I've done it many times,no problems yet..:thumbsup:


----------



## 480sparky (Sep 20, 2007)

carryyourbooks said:


> ..........
> those were used with analogs. smart meters don't need no stupid tabs.:whistling2:


Then them smart meters are very smart if they can figure out how to make contact with an ordinary meter socket without the tabs.


----------



## FastFokker (Sep 18, 2012)

Was reading about our smart meters last night and was surprised to see they have surge protection built into them... up to 575V. :thumbsup:


----------



## caseyelectric (Oct 19, 2008)

Any meter pulled by an electrician of any caliber in my area will get you a hefty fine. I don't do it. I go the proper procedure of permits inspections and poco linesmen


----------



## LegacyofTroy (Feb 14, 2011)

Yes, but you I and both know that there are those certain times when things just need to get done , for whatever reason and time isn't on our side.


----------



## carryyourbooks (Jan 13, 2010)

caseyelectric said:


> Any meter pulled by an electrician of any caliber in my area will get you a hefty fine. I don't do it.
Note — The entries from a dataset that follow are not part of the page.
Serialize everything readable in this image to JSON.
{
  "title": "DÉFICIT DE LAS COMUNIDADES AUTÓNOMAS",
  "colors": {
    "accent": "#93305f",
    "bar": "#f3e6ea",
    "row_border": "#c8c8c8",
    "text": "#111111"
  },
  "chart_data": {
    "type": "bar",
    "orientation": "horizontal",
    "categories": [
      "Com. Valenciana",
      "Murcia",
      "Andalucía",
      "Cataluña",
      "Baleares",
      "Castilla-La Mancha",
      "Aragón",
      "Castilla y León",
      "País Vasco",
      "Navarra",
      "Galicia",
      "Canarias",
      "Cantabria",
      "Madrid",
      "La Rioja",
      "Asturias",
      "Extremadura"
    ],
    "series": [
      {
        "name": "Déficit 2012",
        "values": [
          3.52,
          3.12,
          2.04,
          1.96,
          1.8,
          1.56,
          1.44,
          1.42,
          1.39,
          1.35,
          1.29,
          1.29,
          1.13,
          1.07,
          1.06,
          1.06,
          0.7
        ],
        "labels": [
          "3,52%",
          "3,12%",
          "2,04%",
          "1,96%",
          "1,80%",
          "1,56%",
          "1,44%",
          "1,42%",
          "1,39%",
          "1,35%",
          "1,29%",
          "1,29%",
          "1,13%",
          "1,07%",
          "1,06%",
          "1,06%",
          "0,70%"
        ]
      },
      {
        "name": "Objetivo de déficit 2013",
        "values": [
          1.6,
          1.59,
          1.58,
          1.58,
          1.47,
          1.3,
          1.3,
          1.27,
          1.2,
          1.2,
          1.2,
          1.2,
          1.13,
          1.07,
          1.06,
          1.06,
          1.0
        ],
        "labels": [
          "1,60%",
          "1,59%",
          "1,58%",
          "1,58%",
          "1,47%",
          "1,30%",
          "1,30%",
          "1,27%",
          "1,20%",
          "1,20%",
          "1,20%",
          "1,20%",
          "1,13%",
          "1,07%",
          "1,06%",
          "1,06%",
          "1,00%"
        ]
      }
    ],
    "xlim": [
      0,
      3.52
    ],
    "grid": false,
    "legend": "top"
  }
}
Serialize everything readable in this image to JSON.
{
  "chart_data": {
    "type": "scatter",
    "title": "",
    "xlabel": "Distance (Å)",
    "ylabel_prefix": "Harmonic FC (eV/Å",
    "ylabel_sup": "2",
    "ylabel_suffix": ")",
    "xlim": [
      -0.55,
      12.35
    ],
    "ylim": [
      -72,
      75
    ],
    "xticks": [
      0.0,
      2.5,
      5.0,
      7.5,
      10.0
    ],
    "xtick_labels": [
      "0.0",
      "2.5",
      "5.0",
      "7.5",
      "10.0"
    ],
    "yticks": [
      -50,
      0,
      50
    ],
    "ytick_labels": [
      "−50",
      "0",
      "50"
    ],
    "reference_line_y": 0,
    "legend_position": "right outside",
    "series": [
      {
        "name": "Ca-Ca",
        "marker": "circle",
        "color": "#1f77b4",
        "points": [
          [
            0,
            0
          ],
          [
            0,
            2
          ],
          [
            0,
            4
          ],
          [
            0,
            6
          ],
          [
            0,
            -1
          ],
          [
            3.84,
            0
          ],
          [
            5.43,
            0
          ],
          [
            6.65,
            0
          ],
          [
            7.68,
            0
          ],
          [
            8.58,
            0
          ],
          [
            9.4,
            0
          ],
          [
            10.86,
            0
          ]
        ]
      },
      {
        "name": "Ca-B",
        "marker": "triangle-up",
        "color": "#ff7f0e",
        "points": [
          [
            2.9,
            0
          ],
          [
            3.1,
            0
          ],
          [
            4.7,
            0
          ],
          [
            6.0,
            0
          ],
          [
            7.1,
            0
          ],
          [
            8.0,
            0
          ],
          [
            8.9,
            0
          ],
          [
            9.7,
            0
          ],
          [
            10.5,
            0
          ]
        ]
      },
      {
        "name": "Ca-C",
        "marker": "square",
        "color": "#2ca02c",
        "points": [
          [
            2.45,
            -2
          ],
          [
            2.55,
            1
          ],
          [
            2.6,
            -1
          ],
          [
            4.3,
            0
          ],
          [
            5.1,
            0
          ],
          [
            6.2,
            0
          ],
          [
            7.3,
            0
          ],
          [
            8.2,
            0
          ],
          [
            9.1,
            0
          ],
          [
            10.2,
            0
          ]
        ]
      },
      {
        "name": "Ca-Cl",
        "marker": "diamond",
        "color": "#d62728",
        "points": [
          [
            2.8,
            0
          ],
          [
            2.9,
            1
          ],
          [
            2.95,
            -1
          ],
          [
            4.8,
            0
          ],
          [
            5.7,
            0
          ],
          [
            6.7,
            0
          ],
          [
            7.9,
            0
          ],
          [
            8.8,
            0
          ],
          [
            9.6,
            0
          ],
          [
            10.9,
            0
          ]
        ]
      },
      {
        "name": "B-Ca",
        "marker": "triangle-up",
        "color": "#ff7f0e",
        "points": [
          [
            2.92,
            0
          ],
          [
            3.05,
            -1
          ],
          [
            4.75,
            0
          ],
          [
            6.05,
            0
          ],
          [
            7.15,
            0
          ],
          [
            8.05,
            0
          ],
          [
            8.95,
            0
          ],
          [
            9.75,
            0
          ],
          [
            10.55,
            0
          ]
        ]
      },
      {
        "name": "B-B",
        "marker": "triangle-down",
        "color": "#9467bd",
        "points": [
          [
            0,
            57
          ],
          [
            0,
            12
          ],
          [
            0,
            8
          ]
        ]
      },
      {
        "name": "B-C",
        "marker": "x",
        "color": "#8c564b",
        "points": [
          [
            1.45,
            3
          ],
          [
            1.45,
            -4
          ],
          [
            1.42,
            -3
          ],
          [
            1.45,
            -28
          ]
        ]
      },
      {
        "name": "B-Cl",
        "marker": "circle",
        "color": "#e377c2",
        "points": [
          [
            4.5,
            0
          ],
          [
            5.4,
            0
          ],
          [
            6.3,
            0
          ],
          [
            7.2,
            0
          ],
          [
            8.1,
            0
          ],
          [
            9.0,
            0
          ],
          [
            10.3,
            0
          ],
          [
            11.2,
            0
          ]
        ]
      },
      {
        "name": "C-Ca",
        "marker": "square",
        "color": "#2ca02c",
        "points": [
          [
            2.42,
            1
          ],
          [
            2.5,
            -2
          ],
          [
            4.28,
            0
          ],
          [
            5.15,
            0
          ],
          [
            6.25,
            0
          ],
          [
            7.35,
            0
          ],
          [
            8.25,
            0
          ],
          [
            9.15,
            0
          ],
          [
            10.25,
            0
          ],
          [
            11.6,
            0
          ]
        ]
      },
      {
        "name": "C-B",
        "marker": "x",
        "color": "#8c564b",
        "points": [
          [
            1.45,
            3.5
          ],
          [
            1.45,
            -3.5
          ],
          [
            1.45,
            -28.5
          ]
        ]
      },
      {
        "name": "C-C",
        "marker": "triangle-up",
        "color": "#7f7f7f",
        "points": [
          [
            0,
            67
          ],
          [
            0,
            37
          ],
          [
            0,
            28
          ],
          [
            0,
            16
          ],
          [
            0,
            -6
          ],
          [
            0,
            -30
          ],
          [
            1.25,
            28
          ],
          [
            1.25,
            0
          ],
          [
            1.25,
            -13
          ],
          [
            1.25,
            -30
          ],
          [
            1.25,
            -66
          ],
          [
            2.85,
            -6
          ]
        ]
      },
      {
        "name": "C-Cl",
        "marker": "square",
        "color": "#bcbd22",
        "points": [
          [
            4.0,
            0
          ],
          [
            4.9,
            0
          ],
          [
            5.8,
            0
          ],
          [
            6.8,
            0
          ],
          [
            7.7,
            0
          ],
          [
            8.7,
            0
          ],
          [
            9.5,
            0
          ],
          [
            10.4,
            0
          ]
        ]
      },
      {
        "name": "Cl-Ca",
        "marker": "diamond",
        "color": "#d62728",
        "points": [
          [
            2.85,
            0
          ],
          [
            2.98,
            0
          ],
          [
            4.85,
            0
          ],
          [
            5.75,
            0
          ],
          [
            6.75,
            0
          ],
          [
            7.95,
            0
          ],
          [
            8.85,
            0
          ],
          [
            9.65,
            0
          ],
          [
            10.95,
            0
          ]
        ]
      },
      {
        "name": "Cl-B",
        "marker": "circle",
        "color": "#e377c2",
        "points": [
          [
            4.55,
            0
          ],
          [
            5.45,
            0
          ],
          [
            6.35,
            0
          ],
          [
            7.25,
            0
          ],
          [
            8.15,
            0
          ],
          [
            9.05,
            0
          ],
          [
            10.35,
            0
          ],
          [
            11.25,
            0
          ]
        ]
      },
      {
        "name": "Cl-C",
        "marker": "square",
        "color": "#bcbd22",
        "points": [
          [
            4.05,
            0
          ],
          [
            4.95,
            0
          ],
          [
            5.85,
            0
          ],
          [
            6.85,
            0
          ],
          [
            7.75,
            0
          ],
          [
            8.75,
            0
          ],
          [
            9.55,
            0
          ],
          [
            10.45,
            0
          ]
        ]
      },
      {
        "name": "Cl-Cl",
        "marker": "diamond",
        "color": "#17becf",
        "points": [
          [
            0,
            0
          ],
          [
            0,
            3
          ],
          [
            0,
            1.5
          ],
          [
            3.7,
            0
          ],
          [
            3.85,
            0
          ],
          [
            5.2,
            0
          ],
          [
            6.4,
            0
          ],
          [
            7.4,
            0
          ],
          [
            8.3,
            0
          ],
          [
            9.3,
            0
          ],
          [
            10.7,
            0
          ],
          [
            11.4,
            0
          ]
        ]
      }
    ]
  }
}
I go the proper procedure of permits inspections and poco linesmen


 
we did one a few months ago. the poco sent out an investigator to take pics of my van and job site. the job was in the boondocks. he nothing else to do.


----------



## FastFokker (Sep 18, 2012)

Time to get a big magnet made of a competitor who drives the same type and colour of truck, to use on those days!


----------



## bobelectric (Feb 24, 2007)

LegacyofTroy said:


> Yes, but you I and both know that there are those certain times when things just need to get done , for whatever reason and time isn't on our side.


Our power companies here are pretty good about sending a lineman out if you use the no pwer/need to change the main breaker excuse.


----------



## BBQ (Nov 16, 2010)

micromind said:


> Unfortunately, I think we'll see a rise in working stuff hot (and the ensuing fires, explosions, injuries, deaths, etc.) because the meter cannot be pulled and re-installed without consequence.
> 
> Where are the safety zealots when they could actually be of use?


Well, I work for a company that I am sure you would call safety zealots and we would ..... and do schedule the power company to kill the power. 

Pretty simple really.


----------